Understand common real estate terminology

The preamble to the Realtor Code of Ethics starts simply but powerfully with, “Under all is the land.” From there, real estate can get complicated and confusing. Here's a primer on some of the most commonly confused real estate terms:

Deed vs. title

On the most basic level, a deed is a piece of paper and a title is not. There are several types of deeds (quitclaim, warranty, etc.) that I won't delve into here. Each, in some form, transfers ownership of real estate from one party to another. Deeds typically include the grantor (seller) and grantee (buyer), a description of the property and a signature delivered to the grantee by the grantor (usually at a closing). The executed and delivered deed then becomes part of the chain of title. This is simply a chronological history of ownership. Mortgages and liens on a property might follow. A title search is customary to most real estate transactions and includes a study of public records. Ideally, the search will conclude that an owner has “free and clear” title (no outstanding loans, liens, etc.), which enables them to transfer ownership via a new deed or clearable title once the liens are paid off.

Right-of-way vs. easement

These terms get crossed-up all the time. A right-of-way is a type of easement. As the name implies, it gives one owner a right to make way over another owner's property. It comes in many shapes, sizes and purposes. Commercially, I often see a right-of-way established for vehicular traffic flows and for utility access. But, it is important to understand that not all easements are considered a right-of-way or will even apply to what you would typically consider real estate. Air and light easements, for example, can restrict abutting land owners from building something that would obstruct natural light and/or air.

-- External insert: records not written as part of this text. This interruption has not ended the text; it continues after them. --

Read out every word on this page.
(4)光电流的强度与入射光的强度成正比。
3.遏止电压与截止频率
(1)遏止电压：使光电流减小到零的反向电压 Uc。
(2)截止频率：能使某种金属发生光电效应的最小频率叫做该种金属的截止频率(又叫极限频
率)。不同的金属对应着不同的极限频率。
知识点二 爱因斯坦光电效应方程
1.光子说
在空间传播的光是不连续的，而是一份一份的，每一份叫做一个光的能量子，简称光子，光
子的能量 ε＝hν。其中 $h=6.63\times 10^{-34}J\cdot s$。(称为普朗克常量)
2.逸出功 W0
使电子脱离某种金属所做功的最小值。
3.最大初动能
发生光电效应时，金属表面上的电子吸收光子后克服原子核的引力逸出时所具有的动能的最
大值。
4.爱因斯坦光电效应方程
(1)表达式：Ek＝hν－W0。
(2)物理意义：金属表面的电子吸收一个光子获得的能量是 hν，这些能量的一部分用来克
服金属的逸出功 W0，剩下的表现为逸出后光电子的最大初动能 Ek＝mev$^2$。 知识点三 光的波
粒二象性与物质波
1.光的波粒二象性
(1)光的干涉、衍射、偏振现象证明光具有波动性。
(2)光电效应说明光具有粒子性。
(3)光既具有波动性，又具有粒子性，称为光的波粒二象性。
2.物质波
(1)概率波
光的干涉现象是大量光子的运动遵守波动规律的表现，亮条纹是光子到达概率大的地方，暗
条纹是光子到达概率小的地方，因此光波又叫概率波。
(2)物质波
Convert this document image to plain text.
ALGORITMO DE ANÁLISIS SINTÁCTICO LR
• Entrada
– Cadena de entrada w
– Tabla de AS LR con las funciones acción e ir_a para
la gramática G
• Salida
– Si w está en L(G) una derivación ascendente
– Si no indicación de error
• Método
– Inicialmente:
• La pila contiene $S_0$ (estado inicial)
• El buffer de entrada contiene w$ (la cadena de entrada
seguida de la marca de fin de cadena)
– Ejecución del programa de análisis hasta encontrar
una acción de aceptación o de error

Appraised value vs. assessed value

Every piece of real estate on a municipal tax roll has an assessed value that the town or city calculates via an internal valuation process. The higher your building is valued, the higher your taxes will be. However, it is reasonable to scrutinize the value in a down market because it is possible the assessed value is an inflated number assigned during a market peak. You can challenge an assessed value and request a tax abatement by presenting proof of current market value with an appraisal. The appraised value is conducted by an independent third party and, in theory, will give you the most accurate and timely valuation of your property.

CAM vs. Triple Net

CAMs are mistakenly called Triple Nets and vice-versa in the commercial leasing world. CAM (Common Area Maintenance) fees are a part of your Triple Net expenses, along with real estate taxes and property insurance. Those CAMs are where you will see expenses for landscaping, snow removal, accounting/legal expenses, repairs and maintenance, security and janitorial services. Triple Net expenses vary from building to building but, on average, they will range from $3-$5 per square foot (industrial buildings can be as low as $1 per square foot and Class-A office buildings can be as high as $6 per square foot).

Cap rate vs. IRR

The capitalization rate on a property serves as a snapshot of a given market and sector to help gauge value based on the net income the subject property produces. Brokers and market professionals assign the cap rate based on things like location, lease lengths, credit worthiness of the tenants, etc. The cap rate is determined independently of who the buyer is, how much a deal is leveraged and financing terms. The Internal Rate-of-Return (IRR) is a much more thorough financial tool that takes into account acquisition costs, annual debt, overall income and expenses, increasing rental streams and more. It will calculate what each dollar invested will earn over a given period.

Land is under all of us and supports one of man's most basic needs — shelter. Society introduced many important laws that govern our land and real estate transactions. Basic knowledge of these terms is easily attainable. For a more in-depth understanding, it's best to consult a real estate professional.